Although considering that much of the region was currently homeless, he probably shouldn’t complain. As long as the two-room shack with a cracked foundation didn’t slide the rest of the way into the ocean before he finished taking his shower, he was cool.
He turned off the faucet, gathered up his toiletries, and tossed them into his travel bag. Snagging a towel off the stack, he swiped the inside of the shower stall down, cleared his beard shavings out of the sink, made sure he’d flushed the john. All three of his marriages may have failed, but he’d picked up a few friendly housemate habits along the way.
His exes may have been right in calling him an immature son of a bitch, but by wife number three, he never forgot to put down the toilet seat.
Now that the cottage bathroom was cleared, time to hotfoot it out so the rest of the team could clean up. The place had running water and a stack of semiclean bedrolls. Even if the hundred-year-old structure reminded him of a haunted house carnival ride. The floor shifted under his feet every other step as he tied the towel around his waist.

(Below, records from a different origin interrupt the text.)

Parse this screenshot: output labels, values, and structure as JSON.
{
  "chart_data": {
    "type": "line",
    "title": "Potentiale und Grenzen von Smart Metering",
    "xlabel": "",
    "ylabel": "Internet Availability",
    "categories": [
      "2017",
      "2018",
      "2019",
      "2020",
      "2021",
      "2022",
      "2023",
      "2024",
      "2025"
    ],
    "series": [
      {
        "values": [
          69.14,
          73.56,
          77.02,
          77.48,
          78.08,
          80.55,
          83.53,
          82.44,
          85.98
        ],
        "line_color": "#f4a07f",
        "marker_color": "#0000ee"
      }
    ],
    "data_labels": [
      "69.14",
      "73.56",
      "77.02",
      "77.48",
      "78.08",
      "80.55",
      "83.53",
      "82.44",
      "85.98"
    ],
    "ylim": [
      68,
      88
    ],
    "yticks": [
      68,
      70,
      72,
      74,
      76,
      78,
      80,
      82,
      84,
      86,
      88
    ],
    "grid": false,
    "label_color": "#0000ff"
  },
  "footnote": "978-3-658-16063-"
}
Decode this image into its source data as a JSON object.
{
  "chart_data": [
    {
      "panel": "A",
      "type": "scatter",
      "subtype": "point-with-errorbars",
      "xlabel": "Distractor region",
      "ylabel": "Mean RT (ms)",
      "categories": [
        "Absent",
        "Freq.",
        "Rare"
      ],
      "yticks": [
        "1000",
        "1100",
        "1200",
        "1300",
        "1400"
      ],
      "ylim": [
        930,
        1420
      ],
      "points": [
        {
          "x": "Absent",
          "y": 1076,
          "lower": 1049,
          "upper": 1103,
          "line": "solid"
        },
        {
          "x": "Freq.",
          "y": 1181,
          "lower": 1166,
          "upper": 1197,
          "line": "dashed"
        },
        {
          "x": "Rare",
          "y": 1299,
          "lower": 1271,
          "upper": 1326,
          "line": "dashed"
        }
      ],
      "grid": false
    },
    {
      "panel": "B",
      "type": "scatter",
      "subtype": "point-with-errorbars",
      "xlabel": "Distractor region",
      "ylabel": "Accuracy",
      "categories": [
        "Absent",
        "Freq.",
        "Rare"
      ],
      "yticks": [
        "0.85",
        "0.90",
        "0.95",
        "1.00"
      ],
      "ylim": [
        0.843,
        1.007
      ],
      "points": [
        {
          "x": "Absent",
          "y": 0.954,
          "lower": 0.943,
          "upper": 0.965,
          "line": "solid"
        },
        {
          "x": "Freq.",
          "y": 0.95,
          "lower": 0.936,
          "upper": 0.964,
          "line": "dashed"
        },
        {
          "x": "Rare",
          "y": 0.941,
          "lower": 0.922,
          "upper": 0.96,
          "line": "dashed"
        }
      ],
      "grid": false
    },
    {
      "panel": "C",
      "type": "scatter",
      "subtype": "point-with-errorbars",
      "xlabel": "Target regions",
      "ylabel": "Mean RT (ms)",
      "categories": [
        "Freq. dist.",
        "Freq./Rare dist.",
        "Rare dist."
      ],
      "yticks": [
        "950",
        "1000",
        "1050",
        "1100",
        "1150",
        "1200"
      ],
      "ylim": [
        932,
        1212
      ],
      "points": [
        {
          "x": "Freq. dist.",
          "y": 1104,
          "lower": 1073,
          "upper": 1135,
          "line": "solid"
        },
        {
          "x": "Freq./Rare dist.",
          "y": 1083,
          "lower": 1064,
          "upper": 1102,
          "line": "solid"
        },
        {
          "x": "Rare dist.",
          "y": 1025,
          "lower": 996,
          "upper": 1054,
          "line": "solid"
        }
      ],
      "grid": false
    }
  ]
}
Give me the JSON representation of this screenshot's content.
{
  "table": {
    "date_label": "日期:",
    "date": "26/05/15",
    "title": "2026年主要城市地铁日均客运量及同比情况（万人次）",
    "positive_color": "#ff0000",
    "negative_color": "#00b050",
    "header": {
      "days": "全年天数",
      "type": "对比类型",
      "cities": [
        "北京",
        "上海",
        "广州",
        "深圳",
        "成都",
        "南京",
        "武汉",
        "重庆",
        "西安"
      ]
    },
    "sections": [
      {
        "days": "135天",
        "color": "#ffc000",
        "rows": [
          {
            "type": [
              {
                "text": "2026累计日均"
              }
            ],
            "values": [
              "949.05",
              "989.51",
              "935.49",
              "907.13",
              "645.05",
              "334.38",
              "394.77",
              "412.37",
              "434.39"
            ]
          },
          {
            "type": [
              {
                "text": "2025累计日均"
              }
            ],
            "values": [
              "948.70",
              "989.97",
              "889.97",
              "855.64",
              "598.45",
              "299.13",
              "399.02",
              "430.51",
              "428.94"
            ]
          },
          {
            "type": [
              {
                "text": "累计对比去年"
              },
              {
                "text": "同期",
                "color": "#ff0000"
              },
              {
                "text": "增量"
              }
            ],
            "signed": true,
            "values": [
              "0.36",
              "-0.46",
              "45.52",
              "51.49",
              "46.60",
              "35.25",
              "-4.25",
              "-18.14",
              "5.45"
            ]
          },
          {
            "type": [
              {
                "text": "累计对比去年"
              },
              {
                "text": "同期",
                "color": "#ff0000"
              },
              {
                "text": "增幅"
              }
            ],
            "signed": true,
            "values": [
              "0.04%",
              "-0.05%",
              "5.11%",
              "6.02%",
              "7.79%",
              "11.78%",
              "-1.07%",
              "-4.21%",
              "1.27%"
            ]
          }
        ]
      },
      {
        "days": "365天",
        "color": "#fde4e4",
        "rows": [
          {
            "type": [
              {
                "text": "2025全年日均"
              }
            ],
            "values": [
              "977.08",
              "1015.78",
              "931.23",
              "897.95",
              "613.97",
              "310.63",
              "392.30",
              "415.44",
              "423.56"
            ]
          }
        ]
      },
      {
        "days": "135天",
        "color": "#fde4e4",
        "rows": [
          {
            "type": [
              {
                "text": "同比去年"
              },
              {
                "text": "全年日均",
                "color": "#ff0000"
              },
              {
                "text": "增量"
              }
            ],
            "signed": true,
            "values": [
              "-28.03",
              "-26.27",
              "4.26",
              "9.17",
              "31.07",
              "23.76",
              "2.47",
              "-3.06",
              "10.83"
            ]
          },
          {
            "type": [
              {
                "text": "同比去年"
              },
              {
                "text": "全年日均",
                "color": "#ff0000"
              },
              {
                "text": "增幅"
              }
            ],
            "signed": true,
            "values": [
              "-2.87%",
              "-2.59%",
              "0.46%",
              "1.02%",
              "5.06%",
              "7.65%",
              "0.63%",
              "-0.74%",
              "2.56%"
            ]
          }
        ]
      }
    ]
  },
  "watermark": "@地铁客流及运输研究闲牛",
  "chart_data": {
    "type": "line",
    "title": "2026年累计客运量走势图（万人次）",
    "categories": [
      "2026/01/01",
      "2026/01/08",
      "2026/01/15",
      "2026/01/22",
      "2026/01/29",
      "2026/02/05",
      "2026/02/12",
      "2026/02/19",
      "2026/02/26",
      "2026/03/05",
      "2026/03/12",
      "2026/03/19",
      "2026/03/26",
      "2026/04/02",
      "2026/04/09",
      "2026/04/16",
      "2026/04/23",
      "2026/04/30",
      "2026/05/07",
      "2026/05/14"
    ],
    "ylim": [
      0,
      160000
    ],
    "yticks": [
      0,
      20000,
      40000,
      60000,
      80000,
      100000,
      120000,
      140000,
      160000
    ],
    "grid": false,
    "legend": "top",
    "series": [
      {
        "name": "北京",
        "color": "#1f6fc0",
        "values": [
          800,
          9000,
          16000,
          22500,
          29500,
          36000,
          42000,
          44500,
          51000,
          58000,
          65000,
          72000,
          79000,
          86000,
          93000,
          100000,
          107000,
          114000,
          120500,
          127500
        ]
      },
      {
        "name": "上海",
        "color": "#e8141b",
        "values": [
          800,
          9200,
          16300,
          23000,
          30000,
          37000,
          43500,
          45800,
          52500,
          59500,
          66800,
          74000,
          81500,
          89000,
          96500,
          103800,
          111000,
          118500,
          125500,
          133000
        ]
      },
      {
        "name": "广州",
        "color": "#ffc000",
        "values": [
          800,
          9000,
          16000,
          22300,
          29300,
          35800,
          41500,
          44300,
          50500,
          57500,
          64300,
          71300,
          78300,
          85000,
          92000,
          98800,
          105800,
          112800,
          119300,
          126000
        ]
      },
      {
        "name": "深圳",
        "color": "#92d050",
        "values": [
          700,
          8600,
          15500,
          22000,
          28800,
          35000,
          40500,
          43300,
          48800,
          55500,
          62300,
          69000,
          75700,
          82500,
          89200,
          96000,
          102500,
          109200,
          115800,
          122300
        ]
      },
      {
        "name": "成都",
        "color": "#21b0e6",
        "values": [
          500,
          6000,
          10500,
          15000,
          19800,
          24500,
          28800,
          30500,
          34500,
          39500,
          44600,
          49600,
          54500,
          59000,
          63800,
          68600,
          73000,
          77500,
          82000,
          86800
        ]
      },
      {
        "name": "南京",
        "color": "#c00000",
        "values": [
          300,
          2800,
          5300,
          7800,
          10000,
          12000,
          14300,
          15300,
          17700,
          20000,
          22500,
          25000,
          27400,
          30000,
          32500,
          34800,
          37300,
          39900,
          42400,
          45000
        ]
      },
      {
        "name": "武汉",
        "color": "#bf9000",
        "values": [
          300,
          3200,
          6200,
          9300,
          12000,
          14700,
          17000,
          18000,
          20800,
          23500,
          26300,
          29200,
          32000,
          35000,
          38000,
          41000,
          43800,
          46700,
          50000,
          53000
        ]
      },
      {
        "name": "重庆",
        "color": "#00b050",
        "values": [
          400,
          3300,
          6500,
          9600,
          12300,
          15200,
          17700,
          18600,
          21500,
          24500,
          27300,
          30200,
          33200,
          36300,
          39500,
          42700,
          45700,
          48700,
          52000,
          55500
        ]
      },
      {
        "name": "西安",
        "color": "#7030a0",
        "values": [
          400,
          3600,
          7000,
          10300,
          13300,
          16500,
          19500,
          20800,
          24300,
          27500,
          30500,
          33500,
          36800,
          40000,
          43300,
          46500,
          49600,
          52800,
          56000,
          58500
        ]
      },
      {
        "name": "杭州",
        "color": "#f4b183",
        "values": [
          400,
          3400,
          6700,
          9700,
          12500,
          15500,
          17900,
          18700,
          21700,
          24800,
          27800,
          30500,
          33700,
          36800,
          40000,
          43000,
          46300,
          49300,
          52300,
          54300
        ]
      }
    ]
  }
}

At least it was private, a place to decompress from the hell they’d seen over the past eighteen hours.
He tugged open the warped door leading into the living area. The other seven PJs tasked for this mission were scattered out in the two rooms, quiet, letting the weight of the job roll off before they returned for more tomorrow. An evening muggy breeze drifted in through the open windows, doing little to ease the heat. Grimy uniforms aired out, hung over chairs and nails hammered into the wall, while the team cooled down wearing their boxers or a towel.